Note that gene names and protein names can be equal. For SPATA2 to differentiate between them they must be named differently. When created with initiateSpataObjectVisium(), protein names are forced into lower case.

proteins <- getProteins(object)

str(proteins)

##  chr [1:34] "cd163" "cr2" "pcna" "vim" "krt5" "cd68" "ceacam8" "ptprc" ...

genes <- getGenes(object)

str(genes)

##  chr [1:18085] "SAMD11" "NOC2L" "KLHL17" "PLEKHN1" "PERM1" "HES4" "ISG15" ...

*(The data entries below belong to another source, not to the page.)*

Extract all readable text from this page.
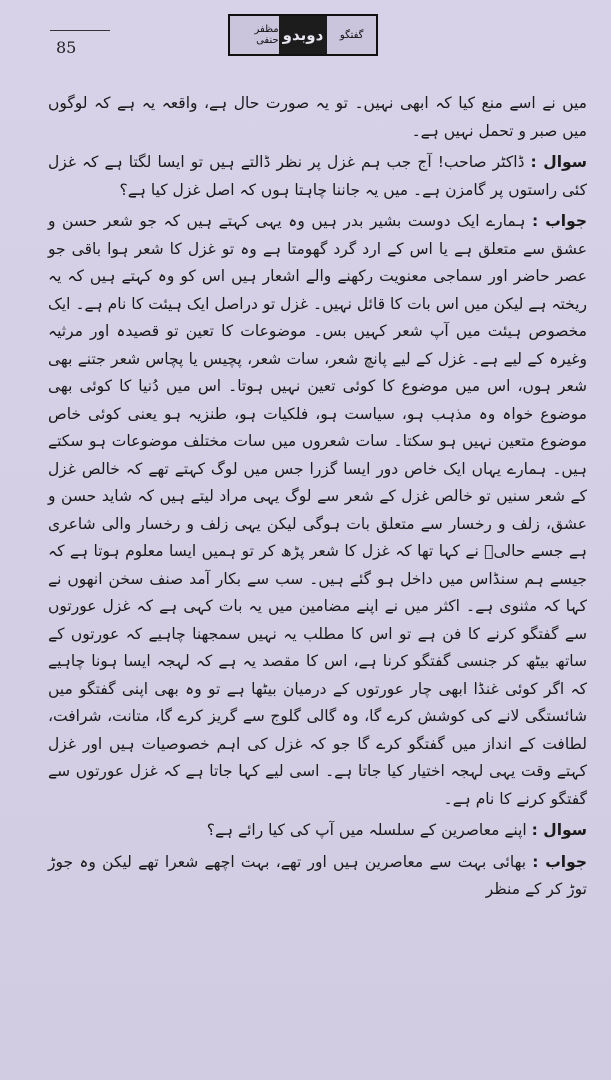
85
گفتگو
دوبدو
مظفر حنفی

میں نے اسے منع کیا کہ ابھی نہیں۔ تو یہ صورت حال ہے، واقعہ یہ ہے کہ لوگوں میں صبر و تحمل نہیں ہے۔

سوال : ڈاکٹر صاحب! آج جب ہم غزل پر نظر ڈالتے ہیں تو ایسا لگتا ہے کہ غزل کئی راستوں پر گامزن ہے۔ میں یہ جاننا چاہتا ہوں کہ اصل غزل کیا ہے؟

جواب : ہمارے ایک دوست بشیر بدر ہیں وہ یہی کہتے ہیں کہ جو شعر حسن و عشق سے متعلق ہے یا اس کے ارد گرد گھومتا ہے وہ تو غزل کا شعر ہوا باقی جو عصر حاضر اور سماجی معنویت رکھنے والے اشعار ہیں اس کو وہ کہتے ہیں کہ یہ ریختہ ہے لیکن میں اس بات کا قائل نہیں۔ غزل تو دراصل ایک ہیئت کا نام ہے۔ ایک مخصوص ہیئت میں آپ شعر کہیں بس۔ موضوعات کا تعین تو قصیدہ اور مرثیہ وغیرہ کے لیے ہے۔ غزل کے لیے پانچ شعر، سات شعر، پچیس یا پچاس شعر جتنے بھی شعر ہوں، اس میں موضوع کا کوئی تعین نہیں ہوتا۔ اس میں دُنیا کا کوئی بھی موضوع خواہ وہ مذہب ہو، سیاست ہو، فلکیات ہو، طنزیہ ہو یعنی کوئی خاص موضوع متعین نہیں ہو سکتا۔ سات شعروں میں سات مختلف موضوعات ہو سکتے ہیں۔ ہمارے یہاں ایک خاص دور ایسا گزرا جس میں لوگ کہتے تھے کہ خالص غزل کے شعر سنیں تو خالص غزل کے شعر سے لوگ یہی مراد لیتے ہیں کہ شاید حسن و عشق، زلف و رخسار سے متعلق بات ہوگی لیکن یہی زلف و رخسار والی شاعری ہے جسے حالیؔ نے کہا تھا کہ غزل کا شعر پڑھ کر تو ہمیں ایسا معلوم ہوتا ہے کہ جیسے ہم سنڈاس میں داخل ہو گئے ہیں۔ سب سے بکار آمد صنف سخن انھوں نے کہا کہ مثنوی ہے۔ اکثر میں نے اپنے مضامین میں یہ بات کہی ہے کہ غزل عورتوں سے گفتگو کرنے کا فن ہے تو اس کا مطلب یہ نہیں سمجھنا چاہیے کہ عورتوں کے ساتھ بیٹھ کر جنسی گفتگو کرنا ہے، اس کا مقصد یہ ہے کہ لہجہ ایسا ہونا چاہیے کہ اگر کوئی غنڈا ابھی چار عورتوں کے درمیان بیٹھا ہے تو وہ بھی اپنی گفتگو میں شائستگی لانے کی کوشش کرے گا، وہ گالی گلوج سے گریز کرے گا، متانت، شرافت، لطافت کے انداز میں گفتگو کرے گا جو کہ غزل کی اہم خصوصیات ہیں اور غزل کہتے وقت یہی لہجہ اختیار کیا جاتا ہے۔ اسی لیے کہا جاتا ہے کہ غزل عورتوں سے گفتگو کرنے کا نام ہے۔

سوال : اپنے معاصرین کے سلسلہ میں آپ کی کیا رائے ہے؟

جواب : بھائی بہت سے معاصرین ہیں اور تھے، بہت اچھے شعرا تھے لیکن وہ جوڑ توڑ کر کے منظر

This allows to refer to either gene or protein more conveniently and unambiguously.

# plot left - gene
plotSurface(object, color_by = "cd4")

# plot right - protein
plotSurface(object, color_by = "CD4")

If you want to extract data matrices, you can rely on the activeAssay() system. Alternatively, you can always specify the assay of interest with the argument assay_name.

# currently gene
activeAssay(object)

## [1] "gene"

# gene counts
gcount_mtr <- getCountMatrix(object)

str(gcount_mtr)

## Formal class 'dgCMatrix' [package "Matrix"] with 6 slots
##   ..@ i       : int [1:34215510] 11 12 16 17 19 20 21 23 25 26 ...
##   ..@ p       : int [1:4195] 0 8790 17541 24451 32174 40302 49340 57399 66681 74474 ...
##   ..@ Dim     : int [1:2] 18085 4194
##   ..@ Dimnames:List of 2
##   .. ..$ : chr [1:18085] "SAMD11" "NOC2L" "KLHL17" "PLEKHN1" ...
##   .. ..$ : chr [1:4194] "AACACGTGCATCGCAC-1" "AACACTTGGCAAGGAA-1" "AACAGGAAGAGCATAG-1" "AACAGGATTCATAGTT-1" ...
##   ..@ x       : num [1:34215510] 1 1 1 1 1 4 4 3 3 18 ...
##   ..@ factors : list()

# protein counts
pcount_mtr <- getCountMatrix(object, assay_name = "protein")

str(pcount_mtr)

## Formal class 'dgCMatrix' [package "Matrix"] with 6 slots
##   ..@ i       : int [1:142550] 0 1 2 3 4 5 6 7 8 9 ...
##   ..@ p       : int [1:4195] 0 34 68 102 136 170 204 238 272 306 ...
##   ..@ Dim     : int [1:2] 34 4194
##   ..@ Dimnames:List of 2
##   .. ..$ : chr [1:34] "cd163" "cr2" "pcna" "vim" ...
##   .. ..$ : chr [1:4194] "AACACGTGCATCGCAC-1" "AACACTTGGCAAGGAA-1" "AACAGGAAGAGCATAG-1" "AACAGGATTCATAGTT-1" ...
##   ..@ x       : num [1:142550] 19675 35856 57685 48611 4606 ...
##   ..@ factors : list()

5. Conclusion

For all functions presented in this tutorial, there exists a general function as well as wrappers for specific modalities. The general function always works but requires specifying the assay of interest with the argument assay_name.